PI: Raph Hamers
Partner PI: Dr Erni Nelwan
- Dwi Utomo, Pasar Minggu Hospital
- Robert Sinto, Pelni Hospital
- Jakarta Health Office
- Nunung Nuraeni
- Winahyu Handayani
Location of activity: hospitals and primary health centers in Jakarta.
The unprecedented speed with which COVID-19 vaccines have been developed and approved represents a major scientific achievement, and vaccine-induced population immunity is a key global strategy to control the COVID-19 pandemic. There are still many “real-world” knowledge gaps on vaccine-induced immune responses, correlates of protection and temporal changes, clinical impact of breakthrough infections, effectiveness and reactogenicity of (heterologous) vaccine boosters. More research is warranted to understand vaccine-induced humoral and cellular immunity to SARS-CoV-2, defining detailed targets of humoral and cellular immune responses at the epitope level, characterising the B-cell receptor and T-cell receptor repertoire elicited by infection or vaccination, and establishing the long-term durability, and maintenance, of protective immunity after infection or vaccination. This is particularly true for the widely used inactivated whole-virus vaccines, such as Sinovac/CoronaVac and Sinopharm, being rolled out in many countries worldwide including Indonesia, a populous middle-income country and one of the COVID-19 epicenters. This research project offers a unique window of opportunity for research and learning to leverage several observational patient cohorts in Indonesian populations to conduct real-world assessments of COVID-19 vaccinations as they are rolled out, to inform optimal vaccination strategies, in the face of emerging SARS-CoV-2 variants. The aim of the study is to generate real-world essential information on the immunogenicity and effectiveness of COVID-19 vaccines (based on inactivated virus, viral vector and other) in Indonesia, in terms of immune responses, adverse reactions and SARS-CoV-2 breakthrough infections.

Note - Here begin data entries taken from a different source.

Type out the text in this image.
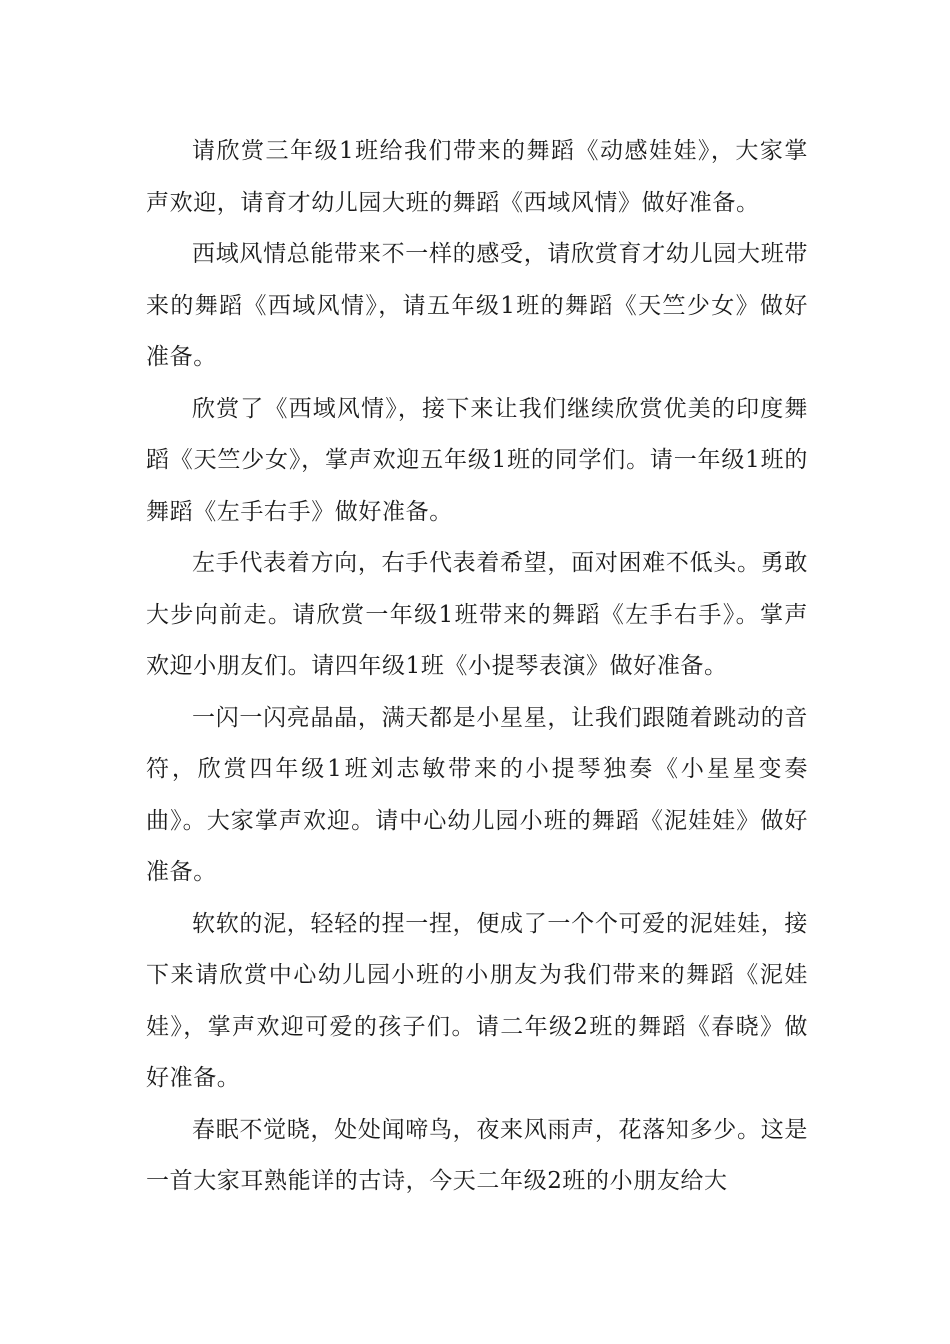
请欣赏三年级1班给我们带来的舞蹈《动感娃娃》，大家掌声欢迎，请育才幼儿园大班的舞蹈《西域风情》做好准备。

西域风情总能带来不一样的感受，请欣赏育才幼儿园大班带来的舞蹈《西域风情》，请五年级1班的舞蹈《天竺少女》做好准备。

欣赏了《西域风情》，接下来让我们继续欣赏优美的印度舞蹈《天竺少女》，掌声欢迎五年级1班的同学们。请一年级1班的舞蹈《左手右手》做好准备。

左手代表着方向，右手代表着希望，面对困难不低头。勇敢大步向前走。请欣赏一年级1班带来的舞蹈《左手右手》。掌声欢迎小朋友们。请四年级1班《小提琴表演》做好准备。

一闪一闪亮晶晶，满天都是小星星，让我们跟随着跳动的音符，欣赏四年级1班刘志敏带来的小提琴独奏《小星星变奏曲》。大家掌声欢迎。请中心幼儿园小班的舞蹈《泥娃娃》做好准备。

软软的泥，轻轻的捏一捏，便成了一个个可爱的泥娃娃，接下来请欣赏中心幼儿园小班的小朋友为我们带来的舞蹈《泥娃娃》，掌声欢迎可爱的孩子们。请二年级2班的舞蹈《春晓》做好准备。

春眠不觉晓，处处闻啼鸟，夜来风雨声，花落知多少。这是一首大家耳熟能详的古诗，今天二年级2班的小朋友给大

- To assess humoral and cellular immune responses following primer and booster vaccine doses, in individuals with and without pre-existing immunity;
- To assess vaccine reactogenicity, in individuals with and without pre-existing immunity;
- To characterize SARS-CoV-2 breakthrough infections post-vaccination
The spread of B.1.617.2 (delta) variant threatens the success of national COVID-19 vaccine programmes, with particular concerns around the potentially reduced effectiveness of CoronaVac/SinoVac against delta infections, although it is yet unclear what will be their impact at scale. In order to address these challenges effectively, there is an urgent need to understand the biological consequences of the mutations found in these variants and the consequential impact on their susceptibility to current control measures, including vaccines, drugs and non-pharmaceutical interventions. Measuring immune correlates of vaccine-induced protection is key for understanding COVID-19 and development of next-generation vaccines.